Mangoes from Guatemala are for sale at Kekaulike Market in Chinatown. This winter's heavy rains have stymied local harvests of the tropical fruit, as well as lychee and rambutan.

Hawaii rains prove
to be too much of a
good thing for crops

After a decade-long drought, last winter's heavy rains appeared to be a blessing for Hawaii's tropical fruit farmers.

But sometimes, too much rain isn't better than too little.

Growers of the state's top three tropical fruits -- mango, rambutan and lychee -- say this year's yields were stymied by heavier-than-usual rainstorms in November, December and January, when most tropical produce is supposed to be blooming.

Some farmers report sustaining heavy hits to their crops. And grocers say the decreased supply has driven up prices for tropical fruits, which are usually plentiful during the summer months.

"Right now, it's kind of hard to get local mango," said Lance Payanal, a produce manager at Marukai Market Place. "This year is kind of hard."

Mel Matsuda, who owns Kahuku Farmers Inc., has only 10 percent of his anticipated mango yield so far this summer.

He is holding out hope that more trees will fruit later in the season.

"The only thing is to wait and see," he said. "(Last winter) was one of the wetter years I've experienced in the last 10 years. ... We have to see how nature runs its course."

Matsuda has been farming mango for three years in a 25-acre orchard on Oahu's North Shore. He said this year's losses will likely affect his overall operation, which also produces banana and papaya.

"If it rains, we better not complain. We need the water," he said. "But this is a slight curve to our business. ... The heavy rains aborted the fruits."

Federal statistics show that 80 mango farms in the islands harvested about 200 acres in 2002, when mango sales reached $348,000 statewide.

Officials could not estimate what total mango production and sales would look like this year as the season is not yet completed, but several said there is certain to be a downturn from previous seasons.

In Chinatown this weekend, Hawaii-grown mangoes were hard to find.

One market had none; another was down to single digits of local varieties.

"We have no (local) mangoes," said Nui Soulatha, owner of Hong Fa Market. "Only from Mexico."

On the Big Island's Hamakua coast, some farmers said they had lost their entire yield of rambutan -- lychee's hairy cousin -- because of the rains. The fruit is one of the state's most popular specialty tropical produce, and its most expensive.

In 2002, Hawaii's rambutan sales grossed about $773,000, more than any other tropical fruit in the islands and twice as much as the total for mango sales, according to the U.S. Department of Agriculture.

"The rains have substantially impacted the rambutan crop," said Richard Johnson, a Big Island farmer and president of the Hawaii Tropical Fruit Growers Association.

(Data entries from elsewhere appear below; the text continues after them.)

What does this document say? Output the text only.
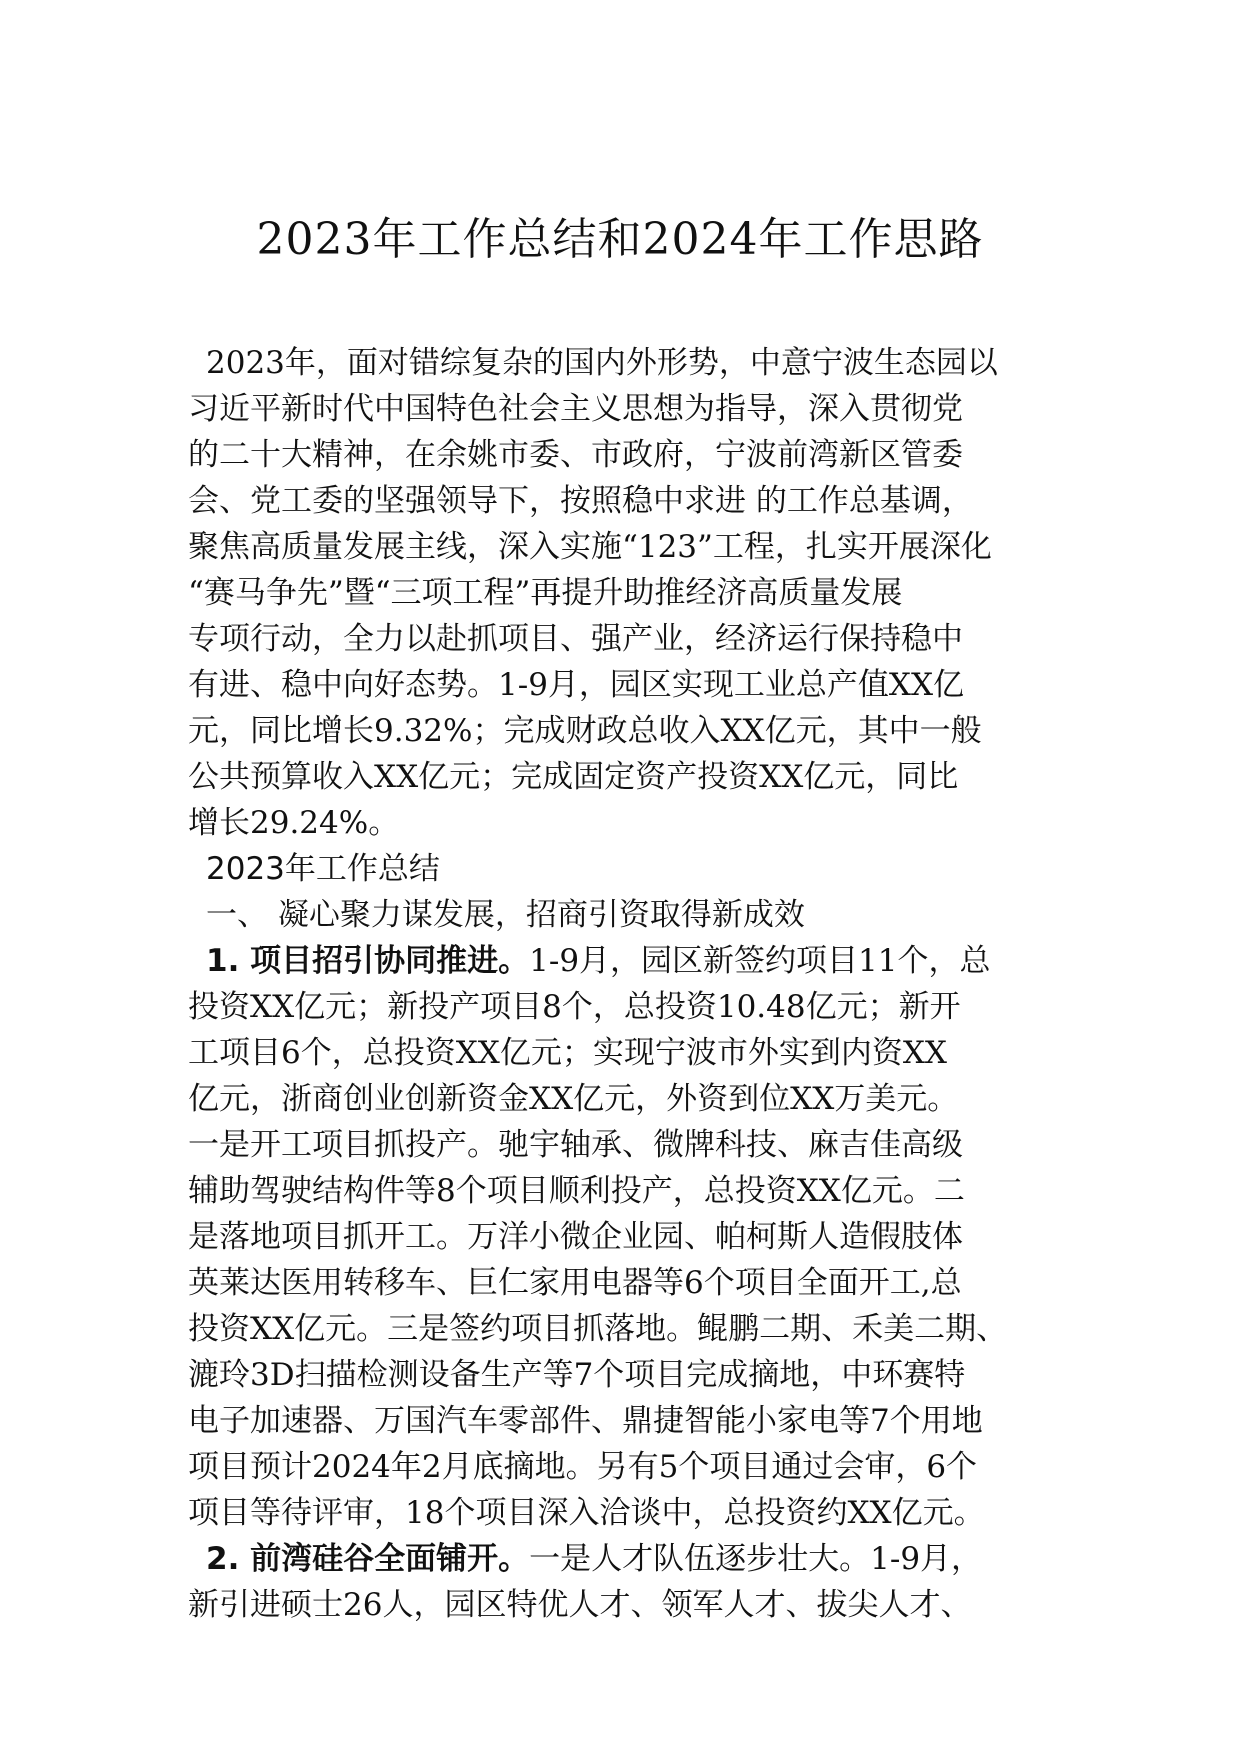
2023年工作总结和2024年工作思路
2023年，面对错综复杂的国内外形势，中意宁波生态园以
习近平新时代中国特色社会主义思想为指导，深入贯彻党
的二十大精神，在余姚市委、市政府，宁波前湾新区管委
会、党工委的坚强领导下，按照稳中求进 的工作总基调，
聚焦高质量发展主线，深入实施“123”工程，扎实开展深化
“赛马争先”暨“三项工程”再提升助推经济高质量发展
专项行动，全力以赴抓项目、强产业，经济运行保持稳中
有进、稳中向好态势。1-9月，园区实现工业总产值XX亿
元，同比增长9.32%；完成财政总收入XX亿元，其中一般
公共预算收入XX亿元；完成固定资产投资XX亿元，同比
增长29.24%。
2023年工作总结
一、 凝心聚力谋发展，招商引资取得新成效
1. 项目招引协同推进。1-9月，园区新签约项目11个，总
投资XX亿元；新投产项目8个，总投资10.48亿元；新开
工项目6个，总投资XX亿元；实现宁波市外实到内资XX
亿元，浙商创业创新资金XX亿元，外资到位XX万美元。
一是开工项目抓投产。驰宇轴承、微牌科技、麻吉佳高级
辅助驾驶结构件等8个项目顺利投产，总投资XX亿元。二
是落地项目抓开工。万洋小微企业园、帕柯斯人造假肢体
英莱达医用转移车、巨仁家用电器等6个项目全面开工,总
投资XX亿元。三是签约项目抓落地。鲲鹏二期、禾美二期、
漉玲3D扫描检测设备生产等7个项目完成摘地，中环赛特
电子加速器、万国汽车零部件、鼎捷智能小家电等7个用地
项目预计2024年2月底摘地。另有5个项目通过会审，6个
项目等待评审，18个项目深入洽谈中，总投资约XX亿元。
2. 前湾硅谷全面铺开。一是人才队伍逐步壮大。1-9月，
新引进硕士26人，园区特优人才、领军人才、拔尖人才、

Johnson, who grows about 27 acres of tropical fruit, said he has lost more than half of his rambutan harvest. The fruit constitutes his farm's largest revenue stream.

Bob Hamilton, owner of Hula Brothers Inc., said almost of all of his rambutan trees have not yielded fruit. There is still hope for Hawaii to see some rambutan in late January (during the fruit's second season), he said, if the state gets a dry spell during the summer.

Hamilton, who grows about 80 acres of rambutan in Puna, said the fruit needs a period of little rain "to stress them to flower."

"They haven't gotten it," he said. "It will be a very bleak season."

Though lychee did not escape the effects of heavy winter's rains, the fruit's crops were near normal this year, Johnson said. The biggest difference was that the fruit matured across the state almost a month early, he said.

"Lychees do what they want to do," Johnson said. "We haven't figured out a way to trick them. You're just always glad for what you get."

Suppliers for Hawaii's grocers say they have also been affected by the decrease in the numbers of tropical fruits this year.

"Usually in the summer, people will expect that we have more of the local items," said Tish Uyehara, marketing director for Armstrong Produce. "It has made a difference."

Armstrong serves Foodland Super Market and Safeway Food & Drug stores across the state, Uyehara said. She could not disclose whether the company has lost any money because of the decrease in tropical fruits, but said the smaller numbers have been noticed.

"The weather did have some impact on the tropical fruits," she said. "The lychee season is over, and it seems the supplies weren't all that abundant."

Despite this year's spotty production, most farmers say their losses will not cripple them. And in Puna, Johnson is sticking by his rambutan.

"If you can't stand that sort of a hit every once in a while," he said, "then you shouldn't be in the business."

He also said he hopes the weather will be better this winter, when he plans to plant more acres of the fruit.